Yield: 4 servings (serving size 1 1/2 cups shrimp mixture and 3/4 cup rice)
Marinated Shrimp
1/4 cup dry white wine
2 tablespoons chopped fresh parsley
2 tablespoons low sodium soy sauce (I use gluten free soy sauce)
2 teaspoons minced peeled fresh ginger
2 teaspoons dark sesame oil
1/4 teaspoon salt
2 garlic cloves, minced
dash of black pepper
1 1/2 pounds medium shrimp, peeled and deveined (I used frozen, raw, peeled, tail on shrimp.)
Remaining Ingredients:
2 teaspoons vegetable oil
2 cups (2-inch) diagonally sliced asparagus
1 1/2 cups sliced shiitake mushroom caps (about 2 (3.5 ounce) packages)
1 1/2 cups sliced button mushrooms
1/4 cup water
2 teaspoons cornstarch
3 cups hot cooked long-grain rice
1 tablespoons sesame seeds
To prepare marinated shrimp, combine first 9 ingredients in a zip-top plastic bag; seal and marinate in refrigerator 1 hour.

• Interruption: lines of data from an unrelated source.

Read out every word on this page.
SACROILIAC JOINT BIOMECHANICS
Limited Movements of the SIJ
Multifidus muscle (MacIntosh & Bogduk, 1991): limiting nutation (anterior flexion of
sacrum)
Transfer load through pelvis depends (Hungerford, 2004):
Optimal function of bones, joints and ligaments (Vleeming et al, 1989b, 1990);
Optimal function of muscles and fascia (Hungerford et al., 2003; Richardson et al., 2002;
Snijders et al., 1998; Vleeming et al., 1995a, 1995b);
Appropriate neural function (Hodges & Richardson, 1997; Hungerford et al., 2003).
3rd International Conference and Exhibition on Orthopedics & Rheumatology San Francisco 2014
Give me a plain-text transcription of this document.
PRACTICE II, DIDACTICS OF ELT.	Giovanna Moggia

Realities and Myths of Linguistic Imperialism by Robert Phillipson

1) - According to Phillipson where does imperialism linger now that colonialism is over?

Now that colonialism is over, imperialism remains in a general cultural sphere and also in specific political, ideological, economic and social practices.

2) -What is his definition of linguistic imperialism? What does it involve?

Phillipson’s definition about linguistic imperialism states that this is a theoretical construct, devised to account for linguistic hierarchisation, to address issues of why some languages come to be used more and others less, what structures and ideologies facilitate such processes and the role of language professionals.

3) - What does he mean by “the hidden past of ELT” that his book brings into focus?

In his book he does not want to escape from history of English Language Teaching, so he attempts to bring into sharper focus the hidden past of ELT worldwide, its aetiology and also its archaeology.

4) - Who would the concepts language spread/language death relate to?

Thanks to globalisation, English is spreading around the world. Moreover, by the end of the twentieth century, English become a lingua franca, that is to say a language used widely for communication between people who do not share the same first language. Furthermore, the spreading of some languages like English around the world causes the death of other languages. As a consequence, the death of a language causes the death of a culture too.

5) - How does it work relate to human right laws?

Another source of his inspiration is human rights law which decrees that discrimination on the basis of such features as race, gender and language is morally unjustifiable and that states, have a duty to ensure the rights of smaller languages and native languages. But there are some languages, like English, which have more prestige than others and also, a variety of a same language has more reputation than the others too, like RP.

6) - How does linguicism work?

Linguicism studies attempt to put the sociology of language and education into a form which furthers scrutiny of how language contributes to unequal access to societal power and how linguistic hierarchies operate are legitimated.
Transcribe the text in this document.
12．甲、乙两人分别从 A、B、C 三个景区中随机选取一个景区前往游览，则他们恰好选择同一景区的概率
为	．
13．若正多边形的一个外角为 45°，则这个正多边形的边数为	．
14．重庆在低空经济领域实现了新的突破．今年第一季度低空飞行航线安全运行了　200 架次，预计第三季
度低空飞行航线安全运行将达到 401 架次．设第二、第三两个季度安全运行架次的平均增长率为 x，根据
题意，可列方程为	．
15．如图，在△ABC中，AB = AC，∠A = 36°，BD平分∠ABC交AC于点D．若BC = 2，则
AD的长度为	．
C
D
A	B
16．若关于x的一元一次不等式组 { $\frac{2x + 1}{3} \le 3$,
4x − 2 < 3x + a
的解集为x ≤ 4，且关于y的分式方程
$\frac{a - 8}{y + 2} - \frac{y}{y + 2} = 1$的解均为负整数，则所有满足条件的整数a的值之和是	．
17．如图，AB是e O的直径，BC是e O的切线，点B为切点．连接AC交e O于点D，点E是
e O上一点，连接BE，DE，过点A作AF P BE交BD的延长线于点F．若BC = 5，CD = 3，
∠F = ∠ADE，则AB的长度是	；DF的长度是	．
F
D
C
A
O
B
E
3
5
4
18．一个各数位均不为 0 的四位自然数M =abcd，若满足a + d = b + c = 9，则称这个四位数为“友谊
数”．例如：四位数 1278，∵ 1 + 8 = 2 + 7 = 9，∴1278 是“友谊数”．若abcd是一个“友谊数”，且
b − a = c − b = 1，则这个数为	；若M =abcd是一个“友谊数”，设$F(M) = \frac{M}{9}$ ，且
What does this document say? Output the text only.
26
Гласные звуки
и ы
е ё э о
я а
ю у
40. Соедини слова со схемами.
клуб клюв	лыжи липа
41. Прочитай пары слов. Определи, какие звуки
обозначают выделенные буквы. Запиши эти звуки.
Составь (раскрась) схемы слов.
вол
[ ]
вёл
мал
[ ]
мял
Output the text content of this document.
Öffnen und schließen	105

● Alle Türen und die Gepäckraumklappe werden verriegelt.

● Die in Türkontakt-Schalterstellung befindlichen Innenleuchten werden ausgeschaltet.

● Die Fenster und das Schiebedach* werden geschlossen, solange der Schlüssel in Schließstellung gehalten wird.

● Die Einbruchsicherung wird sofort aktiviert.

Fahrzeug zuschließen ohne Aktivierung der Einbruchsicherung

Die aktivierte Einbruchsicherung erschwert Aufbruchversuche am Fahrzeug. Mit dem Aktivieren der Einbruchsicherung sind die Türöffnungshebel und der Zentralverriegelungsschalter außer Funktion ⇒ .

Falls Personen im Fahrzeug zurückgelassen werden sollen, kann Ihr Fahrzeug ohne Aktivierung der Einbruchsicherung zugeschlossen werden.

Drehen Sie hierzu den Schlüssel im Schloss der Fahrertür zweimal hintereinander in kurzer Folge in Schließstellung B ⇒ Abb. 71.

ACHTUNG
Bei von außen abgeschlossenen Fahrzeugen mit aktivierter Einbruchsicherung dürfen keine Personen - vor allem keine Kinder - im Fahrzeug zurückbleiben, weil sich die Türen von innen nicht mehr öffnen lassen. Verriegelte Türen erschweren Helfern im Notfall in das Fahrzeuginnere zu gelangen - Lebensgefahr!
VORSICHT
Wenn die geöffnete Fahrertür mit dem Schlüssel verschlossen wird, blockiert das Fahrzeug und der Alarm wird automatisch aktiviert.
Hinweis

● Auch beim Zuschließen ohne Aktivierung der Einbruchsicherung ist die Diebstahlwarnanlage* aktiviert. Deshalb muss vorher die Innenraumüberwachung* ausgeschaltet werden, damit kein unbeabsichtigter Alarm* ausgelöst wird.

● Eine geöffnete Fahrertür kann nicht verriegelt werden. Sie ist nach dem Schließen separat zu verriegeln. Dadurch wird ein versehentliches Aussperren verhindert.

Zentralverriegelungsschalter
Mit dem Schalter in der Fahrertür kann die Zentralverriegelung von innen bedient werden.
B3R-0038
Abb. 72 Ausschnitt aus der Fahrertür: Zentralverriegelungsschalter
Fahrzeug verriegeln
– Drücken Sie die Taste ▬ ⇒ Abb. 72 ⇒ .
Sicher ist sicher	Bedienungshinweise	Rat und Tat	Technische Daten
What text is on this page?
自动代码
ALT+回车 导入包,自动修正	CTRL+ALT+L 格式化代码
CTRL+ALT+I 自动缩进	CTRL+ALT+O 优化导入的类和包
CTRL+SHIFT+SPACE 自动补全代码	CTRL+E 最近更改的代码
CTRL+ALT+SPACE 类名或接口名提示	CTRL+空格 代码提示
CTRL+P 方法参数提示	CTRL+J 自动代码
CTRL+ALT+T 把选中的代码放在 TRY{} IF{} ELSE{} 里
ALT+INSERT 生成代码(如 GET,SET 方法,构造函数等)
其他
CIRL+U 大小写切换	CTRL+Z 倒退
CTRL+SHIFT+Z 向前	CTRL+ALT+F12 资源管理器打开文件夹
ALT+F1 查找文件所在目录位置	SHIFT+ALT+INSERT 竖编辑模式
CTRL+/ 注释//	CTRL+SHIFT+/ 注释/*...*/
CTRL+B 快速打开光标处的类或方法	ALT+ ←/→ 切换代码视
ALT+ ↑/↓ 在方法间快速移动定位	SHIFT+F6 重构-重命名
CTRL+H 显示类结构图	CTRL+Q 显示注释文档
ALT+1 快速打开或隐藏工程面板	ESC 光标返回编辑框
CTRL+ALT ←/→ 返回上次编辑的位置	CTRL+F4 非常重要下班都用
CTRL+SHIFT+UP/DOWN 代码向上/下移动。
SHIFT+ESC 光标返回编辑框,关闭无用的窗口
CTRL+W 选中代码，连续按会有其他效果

Remove shrimp from bag, reserving marinade.
Heat oil in a large nonstick skillet over medium-high heat. Add asparagus and mushrooms; saute 5 minutes. Add shrimp; cook 3 minutes or until shrimp are done.
Combine reserved marinade, water and cornstarch in a small bowl. Add to skillet. Bring to a boil, and cook for 1 minute, stirring constantly. Serve over rice. Sprinkle with sesame seeds.